Arriving unawares by night, he had found no sentries at the gate. His men had blown the horn, and hammered with lances, and shouted till their throats were hoarse, ere any one had appeared upon the walls; and what a scurry then! The castle, left unprotected in the silent watches, would have fallen without a struggle into the hands of a skilful foe. And--the cognisance and titles of the father of the chatelaine having been recognised, and the drawbridge lowered--the relaxation of discipline everywhere apparent within did not escape his practised eye. Before the presence of a stranger was made known, he had heard sounds of wassail and of quarrelling,--had seen the abandoned concubine of the Hojo toying with the common soldiers. And he was enchanted. What mattered it that his child looked wretched?--women must suffer for the common good. Patience--a little patience--and her burthen would soon be removed.
The Abbess, proud as she was of considering herself in some sort a Hojo, had naturally turned, in her anxiety, to him who had been selected by her now departed lord as the prime adviser of the family. Unwitting of what she did, it was her finger that first pointed out how the joints in the harness were loosening; and with a savage laugh Nara gave her thanks for it.
The young General, who had never learned the arts of diplomacy, blushed crimson as the eyes of the new arrival took in the situation, and stammered awkward excuses. His brother was ill, had for some time past been unable to occupy himself with affairs, and was, moreover, so jealous of interference, that for a while he, the elder, had let things go. But now that my lord had come, his father's friend, the twain would remonstrate, and arrange together.
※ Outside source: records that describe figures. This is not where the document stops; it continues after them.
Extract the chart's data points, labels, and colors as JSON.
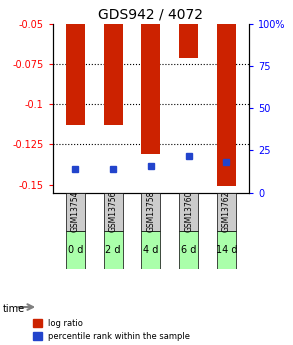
{
  "title": "GDS942 / 4072",
  "categories": [
    "GSM13754",
    "GSM13756",
    "GSM13758",
    "GSM13760",
    "GSM13762"
  ],
  "time_labels": [
    "0 d",
    "2 d",
    "4 d",
    "6 d",
    "14 d"
  ],
  "log_ratios": [
    -0.113,
    -0.113,
    -0.131,
    -0.071,
    -0.151
  ],
  "percentile_ranks": [
    14,
    14,
    16,
    22,
    18
  ],
  "ylim_left": [
    -0.155,
    -0.05
  ],
  "ylim_right": [
    0,
    100
  ],
  "yticks_left": [
    -0.15,
    -0.125,
    -0.1,
    -0.075,
    -0.05
  ],
  "ytick_labels_left": [
    "-0.15",
    "-0.125",
    "-0.1",
    "-0.075",
    "-0.05"
  ],
  "yticks_right": [
    0,
    25,
    50,
    75,
    100
  ],
  "ytick_labels_right": [
    "0",
    "25",
    "50",
    "75",
    "100%"
  ],
  "bar_color": "#cc2200",
  "dot_color": "#2244cc",
  "bar_width": 0.5,
  "grid_color": "#000000",
  "bg_color_gsm": "#cccccc",
  "bg_color_time": "#aaffaa",
  "legend_items": [
    "log ratio",
    "percentile rank within the sample"
  ],
  "legend_colors": [
    "#cc2200",
    "#2244cc"
  ]
}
And then, from under the white bettle-brows of the old man there shot a meaning leer which chilled the words upon the lips of the younger, and brought to his mind an earlier interview which had seemed ominous of complications. Was this man a friend, or the worst of enemies, one who wears disguise? Buffeting in a sea of knavery, wherein fraud and chicane and stratagem and pitfall boil into a seething broth, what wonder if the true and single-minded grow bewildered and confused? Sampei was so little skilled in double-dealing, that, lulled by specious sentences, mystified, he concluded that he had been wrong, had misunderstood the purport of lord Nara's talk in the palace. Was he not his father's ally,--the man specially picked out for the guidance of the Hojo's sons? The old Daimio, ever quick to read thoughts, pressed the hand of his young friend with touching affection.
"All will be well by-and-by," he murmured. His dear young General, of whom he and Japan were so justly proud, must sit quiet, and hope for the best. He too, then, was preaching patience. Sure, the venerable Abbess and the hoary statesman must be right--of course they were. The loyal Sampei blamed himself accordingly, and put his suspicions from him.